João Goulart: uma biografia – Jorge Ferreira

Editora: Civilização Brasileira
ISBN: 978-85-200-1056-3
Opinião: ★★★★☆
Páginas: 714
Sinopse: João Goulart foi, sem dúvida, o principal herdeiro do carisma de Getúlio Vargas, a grande figura da História do Brasil do século XX. Seu nome liga-se fortemente à República que se estabelece no pós-1946, durante a qual constrói sua carreira política como parlamentar e como liderança de uma das maiores organizações do sistema partidário que então se consolida: o Partido Trabalhista Brasileiro. Contudo, pode-se dizer que, na memória política nacional, o nome de Jango, quando é lembrado, o é muito mais por ter protagonizado os últimos momentos dessa fase da vida política brasileira do que por qualquer outra razão. Jango tornou-se, por excelência, o presidente deposto pelo movimento civil e militar de 1964, que inaugurou mais de vinte anos de autoritarismo no Brasil.
Um fato histórico tão determinante para a trajetória desse presidente da República que praticamente tudo que ele fez no passado pré-64 ou no decurso posterior de sua vida, até porque morreu no exílio, ficou como encapsulado nesse acontecimento: uma espécie de síntese de sua vida, demarcada por sua deposição do poder, em geral analisada como um desdobramento das ações de seu governo, globalmente avaliado como um equívoco político. Tornar complexa esta versão historiográfica já tão compartilhada, e relativizar os julgamentos de valor que ela constrói sobre a figura de Jango, talvez seja uma das principais contribuições de João Goulart: Uma Biografia. Uma, pois há outras.
Em função de uma pesquisa minuciosa, que recorre com destaque à imprensa e às entrevistas de História Oral, Jorge Ferreira tece um rico panorama da Terceira República brasileira, sem cair nas duas armadilhas que assombram seus praticantes: a dos elogios, que a tornam uma hagiografia; e a da narrativa excessivamente factual, pontuada por um certo voyeurismo, danosa ao trabalho do historiador.
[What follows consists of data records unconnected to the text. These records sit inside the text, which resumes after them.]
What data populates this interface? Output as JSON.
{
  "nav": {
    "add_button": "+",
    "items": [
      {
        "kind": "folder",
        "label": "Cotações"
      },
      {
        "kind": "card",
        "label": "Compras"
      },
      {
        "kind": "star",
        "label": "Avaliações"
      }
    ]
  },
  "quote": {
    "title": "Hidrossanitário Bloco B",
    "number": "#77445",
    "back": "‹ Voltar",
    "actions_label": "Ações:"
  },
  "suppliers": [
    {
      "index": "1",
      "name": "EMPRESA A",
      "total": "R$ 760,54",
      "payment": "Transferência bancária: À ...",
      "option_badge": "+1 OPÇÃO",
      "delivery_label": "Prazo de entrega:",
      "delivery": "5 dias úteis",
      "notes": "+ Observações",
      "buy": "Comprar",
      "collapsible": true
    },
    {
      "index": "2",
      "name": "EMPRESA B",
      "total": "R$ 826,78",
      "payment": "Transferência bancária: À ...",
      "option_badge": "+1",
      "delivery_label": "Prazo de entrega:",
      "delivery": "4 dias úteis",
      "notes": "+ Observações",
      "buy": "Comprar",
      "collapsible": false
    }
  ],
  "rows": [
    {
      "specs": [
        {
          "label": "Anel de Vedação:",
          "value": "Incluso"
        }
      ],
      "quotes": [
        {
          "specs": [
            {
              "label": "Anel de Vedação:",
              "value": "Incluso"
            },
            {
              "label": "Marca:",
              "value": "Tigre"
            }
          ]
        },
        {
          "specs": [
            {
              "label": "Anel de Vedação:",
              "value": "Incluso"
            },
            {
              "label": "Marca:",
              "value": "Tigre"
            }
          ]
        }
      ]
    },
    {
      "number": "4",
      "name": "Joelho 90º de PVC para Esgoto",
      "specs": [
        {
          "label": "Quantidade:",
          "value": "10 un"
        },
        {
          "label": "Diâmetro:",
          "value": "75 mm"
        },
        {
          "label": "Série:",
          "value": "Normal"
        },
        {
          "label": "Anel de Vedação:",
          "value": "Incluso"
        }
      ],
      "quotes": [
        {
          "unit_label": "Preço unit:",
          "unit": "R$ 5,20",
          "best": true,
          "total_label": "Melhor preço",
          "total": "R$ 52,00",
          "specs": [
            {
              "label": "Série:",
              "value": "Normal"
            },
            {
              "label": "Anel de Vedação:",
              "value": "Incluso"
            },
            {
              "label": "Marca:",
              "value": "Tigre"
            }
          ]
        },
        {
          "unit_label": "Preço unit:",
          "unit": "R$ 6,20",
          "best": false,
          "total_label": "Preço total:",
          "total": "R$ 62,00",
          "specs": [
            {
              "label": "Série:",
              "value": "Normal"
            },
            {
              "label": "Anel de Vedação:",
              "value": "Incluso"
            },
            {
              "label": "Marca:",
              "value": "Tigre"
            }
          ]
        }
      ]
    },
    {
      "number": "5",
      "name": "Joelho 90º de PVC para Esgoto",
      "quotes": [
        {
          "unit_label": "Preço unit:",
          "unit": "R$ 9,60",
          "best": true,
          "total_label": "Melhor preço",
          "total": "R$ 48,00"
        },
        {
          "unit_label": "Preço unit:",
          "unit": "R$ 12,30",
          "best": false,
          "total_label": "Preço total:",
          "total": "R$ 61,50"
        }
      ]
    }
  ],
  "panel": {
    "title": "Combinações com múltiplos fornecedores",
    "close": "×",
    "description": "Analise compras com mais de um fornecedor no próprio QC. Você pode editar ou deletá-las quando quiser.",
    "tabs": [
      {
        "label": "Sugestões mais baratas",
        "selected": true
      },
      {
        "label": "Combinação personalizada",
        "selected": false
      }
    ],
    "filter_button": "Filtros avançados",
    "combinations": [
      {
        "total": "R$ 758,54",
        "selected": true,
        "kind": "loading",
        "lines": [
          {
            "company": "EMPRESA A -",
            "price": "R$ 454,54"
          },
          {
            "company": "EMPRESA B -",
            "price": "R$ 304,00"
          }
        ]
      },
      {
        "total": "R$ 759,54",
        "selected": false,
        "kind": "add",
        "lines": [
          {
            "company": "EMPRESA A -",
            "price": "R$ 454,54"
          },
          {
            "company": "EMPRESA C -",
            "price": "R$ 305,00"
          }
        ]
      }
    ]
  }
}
Em outubro de 2008, com o título “pequena explicação”, escrevi aqui no blog:
(...) Só gostaria de salientar que as partes dos livros de não-ficção, especialmente os dois últimos, foram bem maiores do que o normal, assim como muitos dos que possivelmente virão por aí, porque não gostaria de me esquecer das ideias que tinha absorvido – o que fatalmente ocorrerá com o andar dos anos – e não poder relê-las com maior precisão. (...)
Daí a necessidade de textos maiores nos livros de não-ficção, o que não implica que sejam melhores ou piores. Apenas gostaria de levar os principais conceitos comigo – se é que isto é possível – mesmo nos livros deste calibre.”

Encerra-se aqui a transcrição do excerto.